EXCLUSIF – Plus de trois Français sur quatre envisagent un vote antisystème en 2022 selon une étude Fondapol-Opinionway que dévoile Le Figaro.

S’abstenir ou voter blanc, voter pour Marine Le Pen ou Jean-Luc Mélenchon, voire pour Nicolas Dupont-Aignan ou un candidat du NPA: 77 % des Français – plus de 3 sur 4 – disent envisager au moins l’une de ces hypothèses pour l’élection présidentielle de 2022. C’est l’un des enseignements majeurs de l’indicateur de la protestation électorale établi par la Fondation pour l’innovation politique (Fondapol), avec l’institut OpinionWay, en partenariat avec Le Figaro.

Ce baromètre est inédit. D’abord par son ampleur. Il repose sur un échantillon de plus de 3000 personnes, le triple de l’échantillon habituel d’un sondage. Par son objet ensuite: tous les six mois, jusqu’à la prochaine présidentielle, ce panel sera interrogé non pas sur ses intentions de vote, mais sur son attitude électorale en général. En sachant que s’abstenir ou voter blanc, même si ce n’est pas comptabilisé in fine dans les résultats en suffrages exprimés, a aussi une signification politique. Ainsi, comprendre le phénomène de la «protestation électorale », selon les termes choisis par la Fondapol, c’est mesurer tous les signes électoraux qui expriment une contestation, un refus de l’offre politique établie, une colère, un rejet radical du «système». Cette attitude intègre ce que l’on qualifie parfois de «populisme» tel qu’on le voit grandir sur la scène électorale en Europe et ailleurs dans le monde. Mais cette étiquette ne résume pas à elle seule ce phénomène.

Cette forme de «dissidence électorale», comme l’analyse ici Dominique Reynié, directeur général de la Fondapol, n’est pas nouvelle. À la dernière présidentielle, 36,69 % des électeurs inscrits (48,41 % des exprimés) avaient déjà voté pour Marine Le Pen, Jean-Luc Mélenchon, Nicolas Dupont-Aignan, trois candidats «antisystème», et 51,3 % des Français s’étaient abstenus aux législatives qui avaient suivi.
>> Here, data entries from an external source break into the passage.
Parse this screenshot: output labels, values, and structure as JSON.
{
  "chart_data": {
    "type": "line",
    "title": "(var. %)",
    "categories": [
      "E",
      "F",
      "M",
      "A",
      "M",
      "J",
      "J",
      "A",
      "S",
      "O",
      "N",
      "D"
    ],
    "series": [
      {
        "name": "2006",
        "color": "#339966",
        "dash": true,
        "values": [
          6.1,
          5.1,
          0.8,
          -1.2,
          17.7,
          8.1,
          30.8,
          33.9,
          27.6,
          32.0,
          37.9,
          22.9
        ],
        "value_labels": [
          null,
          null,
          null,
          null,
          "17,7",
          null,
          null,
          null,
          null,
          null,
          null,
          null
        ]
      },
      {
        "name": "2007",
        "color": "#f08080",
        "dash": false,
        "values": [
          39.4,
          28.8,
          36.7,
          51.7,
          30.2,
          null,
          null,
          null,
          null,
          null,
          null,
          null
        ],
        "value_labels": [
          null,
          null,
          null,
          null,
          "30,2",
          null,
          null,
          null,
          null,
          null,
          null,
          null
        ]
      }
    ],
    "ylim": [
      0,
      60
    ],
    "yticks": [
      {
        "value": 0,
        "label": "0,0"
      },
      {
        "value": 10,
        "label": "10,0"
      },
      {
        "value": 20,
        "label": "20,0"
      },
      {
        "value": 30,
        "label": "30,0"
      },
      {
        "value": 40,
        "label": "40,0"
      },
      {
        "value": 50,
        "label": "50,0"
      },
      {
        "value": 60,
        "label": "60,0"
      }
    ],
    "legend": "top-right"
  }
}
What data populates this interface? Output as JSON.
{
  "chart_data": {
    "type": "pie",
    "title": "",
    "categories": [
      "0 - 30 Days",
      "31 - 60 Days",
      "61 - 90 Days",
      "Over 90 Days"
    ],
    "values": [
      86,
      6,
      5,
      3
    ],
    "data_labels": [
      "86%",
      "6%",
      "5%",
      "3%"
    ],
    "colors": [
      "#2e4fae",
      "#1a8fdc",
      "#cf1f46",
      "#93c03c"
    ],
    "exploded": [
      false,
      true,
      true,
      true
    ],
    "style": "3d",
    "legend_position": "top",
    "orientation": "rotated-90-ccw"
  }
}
Mais deux ans et demi de macronisme n’ont pas réduit cette fracture. Au contraire. Notre indicateur Fondapol-OpinionWay-Le Figaro révèle une France plus tentée que jamais par la protestation. Cela s’exprime par un potentiel électoral élevé pour Marine Le Pen. 17 % sont «certains» ou ont «de fortes chances» de voter pour elle en 2022 – ce qui, avec une abstention d’environ 25 %, ferait un socle de 23 % de suffrages exprimés ; et 31 % au total disent «possible» de voter pour elle ; autant que pour Emmanuel Macron. Sur un nouveau second tour Macron-Le Pen, les Français sont à ce stade divisés en quatre blocs: 30 % pour le chef de l’État, 23 % pour la présidente du Rassemblement national, 27 % pour l’abstention ou le vote blanc, et 20 % d’indécis.
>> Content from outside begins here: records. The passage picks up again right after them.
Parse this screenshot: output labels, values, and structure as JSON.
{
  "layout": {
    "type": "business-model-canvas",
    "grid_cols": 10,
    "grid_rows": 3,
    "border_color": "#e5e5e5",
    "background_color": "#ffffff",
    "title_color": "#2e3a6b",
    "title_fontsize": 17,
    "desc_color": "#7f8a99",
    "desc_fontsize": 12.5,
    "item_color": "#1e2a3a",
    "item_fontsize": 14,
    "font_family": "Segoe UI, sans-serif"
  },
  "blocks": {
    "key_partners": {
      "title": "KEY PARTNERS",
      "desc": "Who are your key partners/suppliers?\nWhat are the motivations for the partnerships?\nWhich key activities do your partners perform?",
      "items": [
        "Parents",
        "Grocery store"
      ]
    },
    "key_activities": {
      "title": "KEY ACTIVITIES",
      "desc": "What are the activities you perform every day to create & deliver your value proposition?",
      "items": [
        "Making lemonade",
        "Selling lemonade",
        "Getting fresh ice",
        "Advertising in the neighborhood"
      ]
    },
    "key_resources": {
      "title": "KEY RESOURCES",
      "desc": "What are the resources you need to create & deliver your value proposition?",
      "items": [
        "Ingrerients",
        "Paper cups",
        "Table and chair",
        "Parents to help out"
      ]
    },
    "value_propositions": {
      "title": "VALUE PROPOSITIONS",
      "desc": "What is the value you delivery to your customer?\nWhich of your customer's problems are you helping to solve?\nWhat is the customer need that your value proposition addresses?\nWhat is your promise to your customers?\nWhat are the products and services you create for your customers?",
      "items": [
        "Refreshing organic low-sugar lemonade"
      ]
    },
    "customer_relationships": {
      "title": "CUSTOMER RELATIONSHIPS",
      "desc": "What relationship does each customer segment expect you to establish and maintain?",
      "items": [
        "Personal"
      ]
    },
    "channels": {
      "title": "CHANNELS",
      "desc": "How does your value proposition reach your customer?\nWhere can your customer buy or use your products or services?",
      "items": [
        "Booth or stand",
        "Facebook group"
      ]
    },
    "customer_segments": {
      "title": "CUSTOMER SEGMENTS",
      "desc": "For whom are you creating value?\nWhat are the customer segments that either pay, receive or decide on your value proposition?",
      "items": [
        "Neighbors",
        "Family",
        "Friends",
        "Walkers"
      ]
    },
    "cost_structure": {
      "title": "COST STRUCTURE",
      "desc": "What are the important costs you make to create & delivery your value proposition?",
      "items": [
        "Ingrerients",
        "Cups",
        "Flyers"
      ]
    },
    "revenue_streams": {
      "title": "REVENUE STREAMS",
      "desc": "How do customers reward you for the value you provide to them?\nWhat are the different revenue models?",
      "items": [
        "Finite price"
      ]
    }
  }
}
Les ressorts du dégagisme restent forts

Surtout, et c’est l’un des intérêts majeurs de cet indicateur, les Français gardent ouvertes différentes attitudes possibles. Ainsi, 53 % des électeurs de Mélenchon en 2017 et 40 % de ceux de Macron n’excluent pas de voter blanc ; 32 % des électeurs de Fillon et 16 % de ceux de Mélenchon disent possible un vote RN en 2022 ; 8 % de l’ensemble du corps électoral français répond oui aussi bien à un vote LFI qu’à un vote FN ; 90 % des Français qui soutiennent le mouvement des «gilets jaunes» sont prêts à choisir une solution protestataire (abstention, vote blanc, vote Le Pen, Mélenchon, Debout la France ou NPA). Ces taux d’adhésion à une solution ou une autre de rejet atteignent des records chez les Français les moins diplômés ou ayant les revenus les plus faibles. À mi-mandat, les ressorts du dégagisme restent donc présents. Mais, dans le même temps, 57 % des électeurs de Mélenchon réclament un autre candidat LFI que lui en 2022, et 42 % de ceux de Le Pen veulent un autre candidat qu’elle. Comme si la tentation du dégagisme frappait aussi les dégagistes.